SA Bugzilla – Bug 370
Better RBL handling
Last modified: 2002-06-09 15:34:16 UTC
As promised, here's the patch in bugzilla, along with the announcement Email So, why did I have to write this patch? 1) I use MAPS DUL and relays.osirusoft.com, which also has a DUL section. The problem is that I had machines that were being penalized twice for being on more than one DUL. This actually let to some non SPAM being reported as spam more than once (and my threshold is 7, not even 5) 2) Furthermore, we shouldn't overly penalize people because they're sending mail from a dialup IP if they properly relayed through their ISP 3) There was no support for querying multi RBL zones like relays.osirusoft.com Let's say an IP is flagged with a score of 2.0 as an open relay in orbs.

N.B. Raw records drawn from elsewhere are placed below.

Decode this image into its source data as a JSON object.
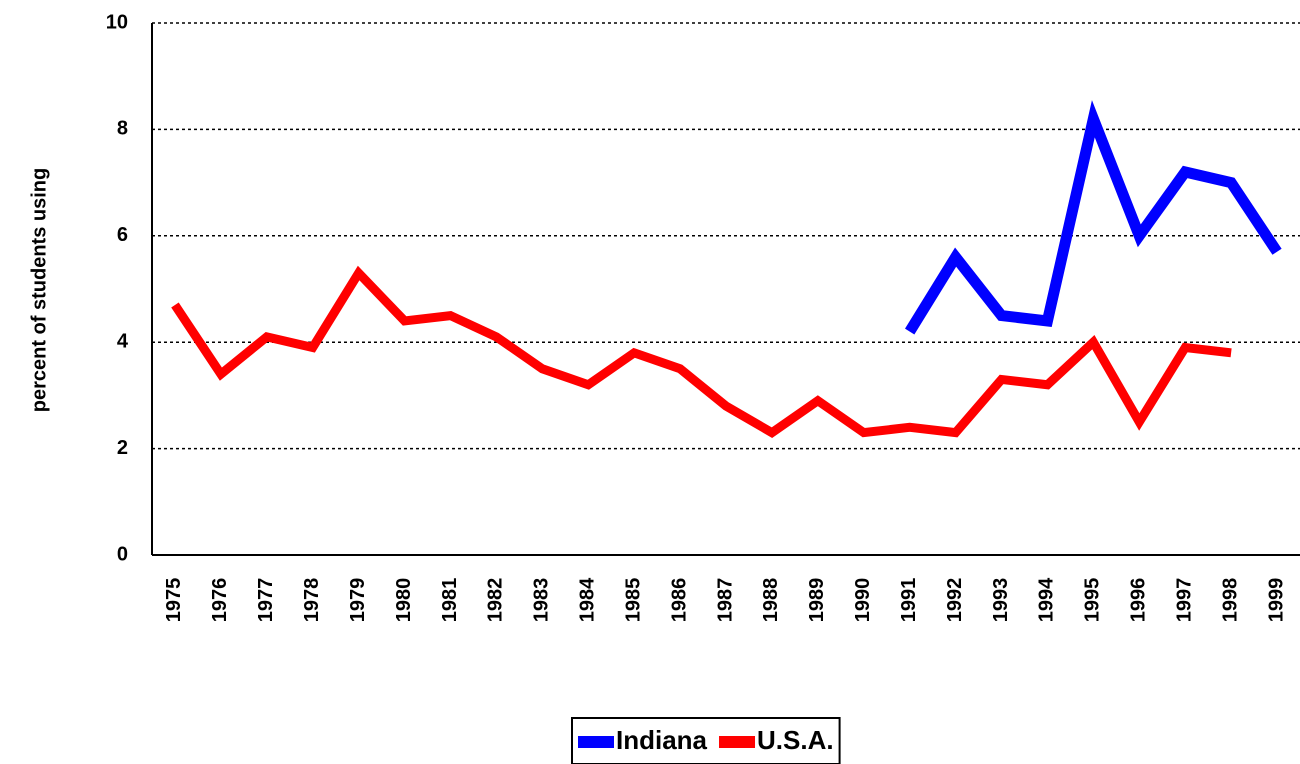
{
  "chart_data": {
    "type": "line",
    "y_label": "percent of students using",
    "categories": [
      "1975",
      "1976",
      "1977",
      "1978",
      "1979",
      "1980",
      "1981",
      "1982",
      "1983",
      "1984",
      "1985",
      "1986",
      "1987",
      "1988",
      "1989",
      "1990",
      "1991",
      "1992",
      "1993",
      "1994",
      "1995",
      "1996",
      "1997",
      "1998",
      "1999"
    ],
    "series": [
      {
        "name": "Indiana",
        "color": "#0000ff",
        "values": [
          null,
          null,
          null,
          null,
          null,
          null,
          null,
          null,
          null,
          null,
          null,
          null,
          null,
          null,
          null,
          null,
          4.2,
          5.6,
          4.5,
          4.4,
          8.2,
          6.0,
          7.2,
          7.0,
          5.7
        ]
      },
      {
        "name": "U.S.A.",
        "color": "#ff0000",
        "values": [
          4.7,
          3.4,
          4.1,
          3.9,
          5.3,
          4.4,
          4.5,
          4.1,
          3.5,
          3.2,
          3.8,
          3.5,
          2.8,
          2.3,
          2.9,
          2.3,
          2.4,
          2.3,
          3.3,
          3.2,
          4.0,
          2.5,
          3.9,
          3.8,
          null
        ]
      }
    ],
    "ylim": [
      0,
      10
    ],
    "yticks": [
      0,
      2,
      4,
      6,
      8,
      10
    ],
    "grid": true,
    "legend": "bottom"
  }
}
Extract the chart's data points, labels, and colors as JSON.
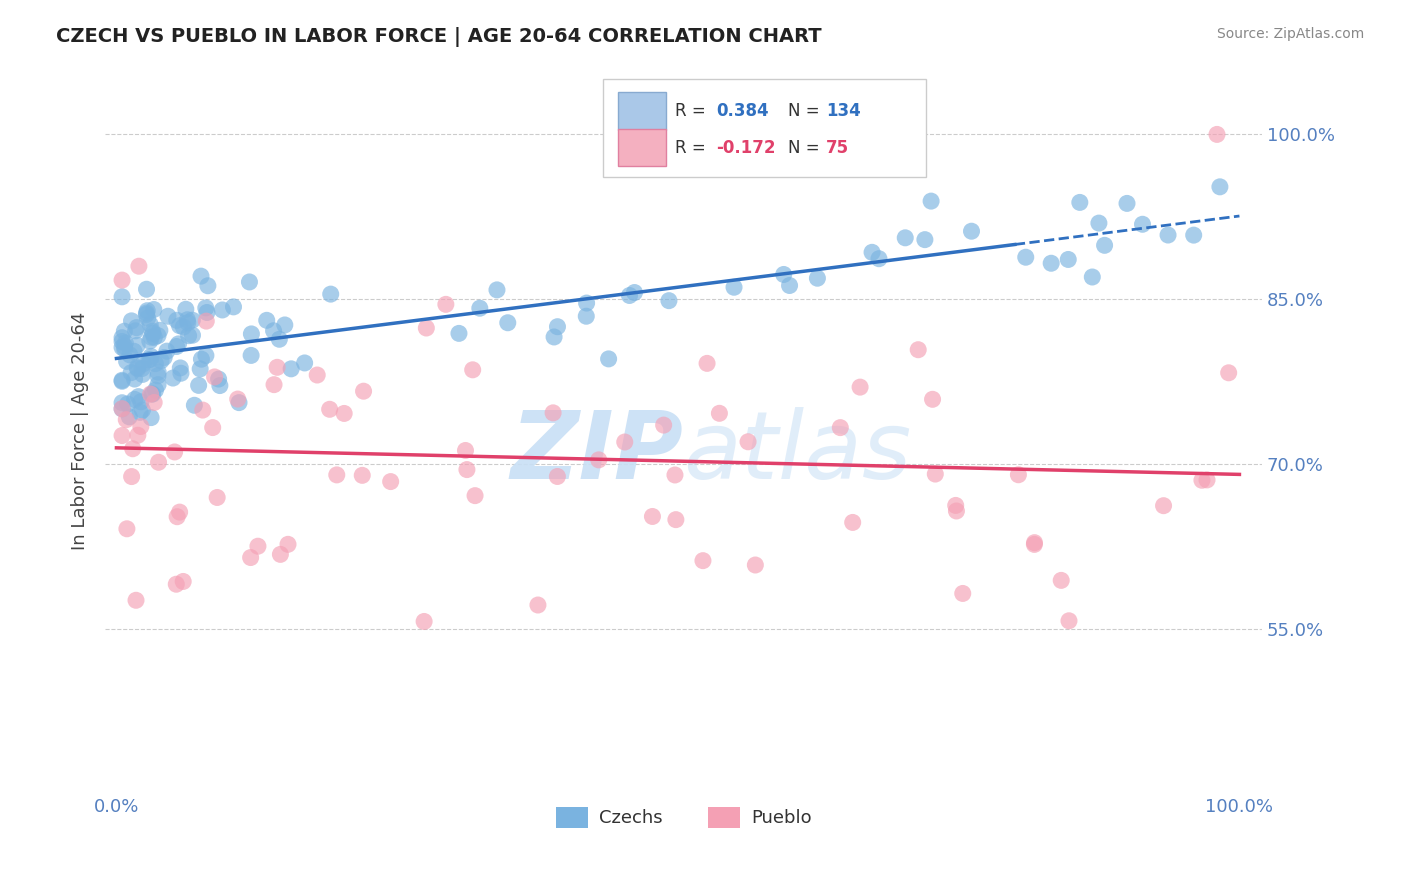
{
  "title": "CZECH VS PUEBLO IN LABOR FORCE | AGE 20-64 CORRELATION CHART",
  "source": "Source: ZipAtlas.com",
  "ylabel": "In Labor Force | Age 20-64",
  "xlim": [
    -0.01,
    1.02
  ],
  "ylim": [
    0.4,
    1.06
  ],
  "yticks": [
    0.55,
    0.7,
    0.85,
    1.0
  ],
  "ytick_labels": [
    "55.0%",
    "70.0%",
    "85.0%",
    "100.0%"
  ],
  "xtick_labels": [
    "0.0%",
    "100.0%"
  ],
  "xticks": [
    0.0,
    1.0
  ],
  "czech_R": 0.384,
  "czech_N": 134,
  "pueblo_R": -0.172,
  "pueblo_N": 75,
  "czech_color": "#7ab3e0",
  "pueblo_color": "#f4a0b4",
  "czech_line_color": "#3070c0",
  "pueblo_line_color": "#e0406a",
  "background_color": "#ffffff",
  "grid_color": "#cccccc",
  "watermark_color": "#c8dff5",
  "tick_color": "#5580c0",
  "title_color": "#222222",
  "source_color": "#888888",
  "legend_border_color": "#cccccc"
}
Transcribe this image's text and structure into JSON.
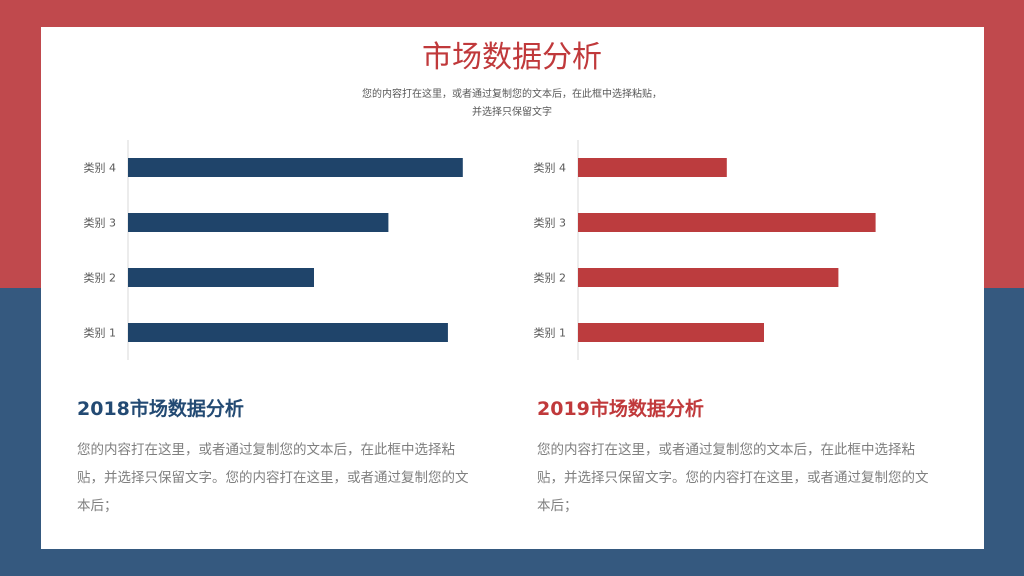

Because there is already a match for set relay, osirusoft checks won't run against it, even if you had a match (2.0) plus a return code of # 127.0.0.6 which would have given you another 3.0, so you lose a perfect 5.0 score. 4) Probably a few other problems of that sort Over the last 7-10 days, I tried different ways to fix this, some being rather misguided, trying not to run tests if other ones ran, and having overrides to ignore the first IP for dul, which gets interesting if you compare checks in set dialup and checks in set relay which can return a match of dialup. Needless to say, this went nowhere, I couldn't understand my own code before long. The next idea, to change the score of some rules to 0 if other ones already matched seemed misguided too, especially since I wasn't sure if it wouldn't cause problems with spamd I eventually came up with this: adding rules to counter other ones, and using a function called check_two_rbl_results to add a negative score if two RBLs matched on the same thing. Putting osirusoft in set relay was also a mistake, I've put it in its own osirusoft set since it can have many different meanings. Last, but not least, an RBL rule that ends with -firsthop is magic, it only matches on the originating IP provided there is a relay in the middle The rest should make sense if you look at the diff and the example RBL rules in the docs
Created attachment 129 [details] patch file
I don't really like "counteract" type rules. I don't know what works best for the GA, but what I've done for some other rules (future and past dates, relay tests, etc.) is make similar rules not overlap with the expectation that the spammier versions will get higher scores. Also, the intent is for machines to be penalized more than once! The more places a machine is reported, the more we can believe that the RBL is correct. Would it be feasible to separate the DUL tests as follows? # rules for mail sent through DUL and not relayed through ISP RCVD_IN_DUL_1 - machine appears in one DUL list RCVD_IN_DUL_2 - machine appears in two DUL lists RCVD_IN_DUL_3 - machine appears in three DUL lists RCVD_IN_DUL_4_MORE - machine appears in four or more DUL lists RCVD_IN_DUL_ISP_1 - machine appears in one DUL list and is relayed through ISP RCVD_IN_DUL_ISP_2 - machine appears in two DUL lists and is relayed through ISP ... Machines only test positive for one of the above rules or none. Not both. Very similar to MSG_ID_ADDED_BY_MTA_2 and MSG_ID_ADDED_BY_MTA_3. Assign differing scores to each. It may be feasible to stop testing DUL lists after the first three positive results, so you could just have the last test be "three or more"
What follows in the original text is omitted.